Tuesday, March 1, 2011

Collection Report Feb 12, 2011

Bay View, Feb. 12. Even after a mini-thaw, this was a beach still held by winter's clutches.
1:15PM, 33 degrees, ~1 1/2 hrs past low tide
Surprisingly, this winter, for all its snowstorms, has brought little energy to the beach so far. We've had some extremely windy weather & even thundersnow. But ever since the Christmas storm, winds seem to have blown hard offshore as the tides approach. Waves have been low (the tide lines are several feet -- even yards -- below the level of last year's spring tides), and very little is either being tossed in or scoured back out.
December's flotsam: freed now, but undisturbed
No fresh lines of kelp, no other heavy detritus. Just old, dried, withered remnants of December -- and before. So, in a time of low ocean energy, what would a trip to the beach bring? First, Zone N:
64 finds:
  • Building materials: 6 (4 chunks of asphalt, brick, part of asphalt roof shingle)
  • Foam/Styrofoam: 0
  • Fishing misc.: 36 (5 claw bands/scraps, 2 rope scraps, 29 trap coating scraps)
  • Food-related plastics: 1 (gum)
  • Food-related metal/glass: 0
  • Non-food/unknown plastics: 16 (inc. tire-tread scrap, 2 bottle caps, umbrella base, caulk, hairband, tieback, 2 o-rings, bandaid)
  • Cigarette filters/plastics: 3
  • Paper/wood: 2 (wooden handle, fence slat)
  • Misc./unique: 0
Pretty much the normal spread. Dominated as usual by fishing debris, mostly scraps of the vinyl coating of lobster traps, ripped apart as the metal underneath rusts. (See "Ex Uno, Plures.") The piece of tread seemed odd. My hunch is that it's from an old waste tire used as a boat bumper, but that's just a guess.

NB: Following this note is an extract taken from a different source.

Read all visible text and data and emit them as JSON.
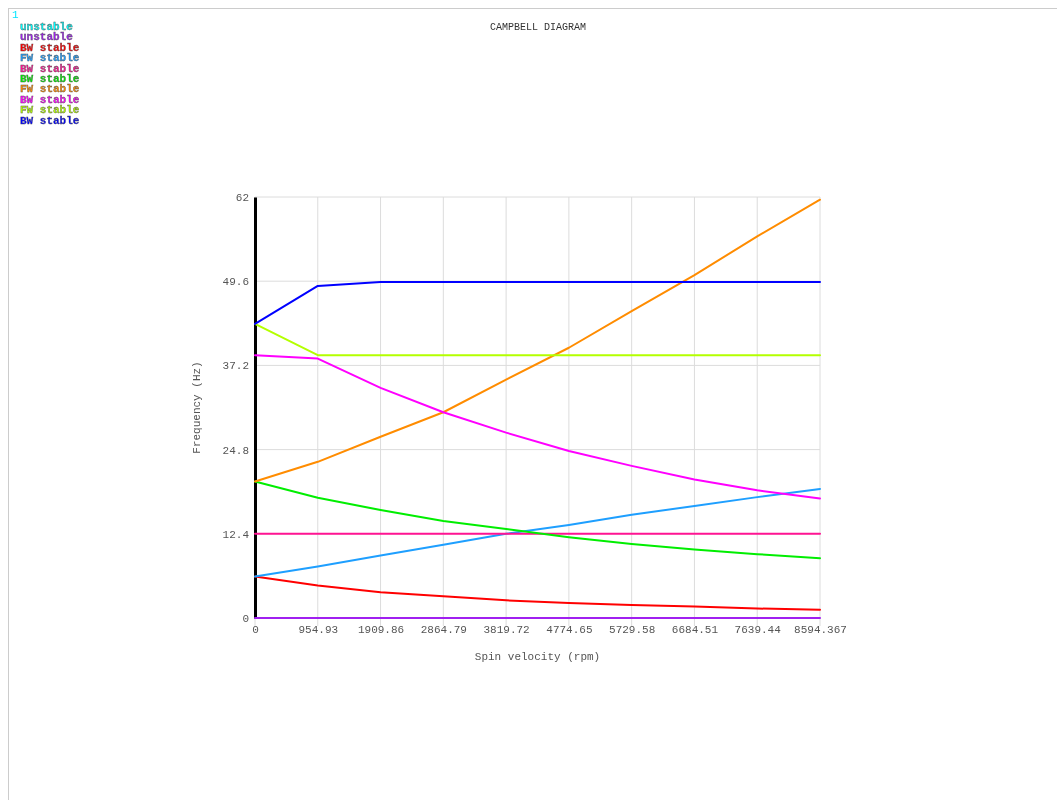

Oh, and why list chewing gum as a food plastic? Because that's what chewing gum is. It's plastic: polyvinyl acetate and/or polyethylene, to name just a couple potential ingredients. All part of our plastic world.

On to Zone S:
47 finds:
  • Building materials: 10 (asphalt chunks)
  • Foam/Styrofoam: 0
  • Fishing misc.: 22 (3 rope scraps, 2 claw bands, 17 trap coatings)
  • Food-related plastics: 1 (fork tine)
  • Food-related metal/glass: 0
  • Non-food/unknown plastics: 13 (inc. bottle cap, duct tape, silly band, tiedown, o-ring)
  • Cigarette filters/plastics: 0
  • Paper/wood: 1 (fence slat)
  • Misc./unique: 0
More of the usual. Except for a bunch of small asphalt chunks this time. Maybe freeze/thaw shattered one big one? Don't know. As with Zone N, nothing really worthy of a close-up.

So that's about it for this week. This report sheds little light by itself. But it builds on what's come before. And it's a reminder that even a sleeping shoreline is still invaded every week by things that don't belong.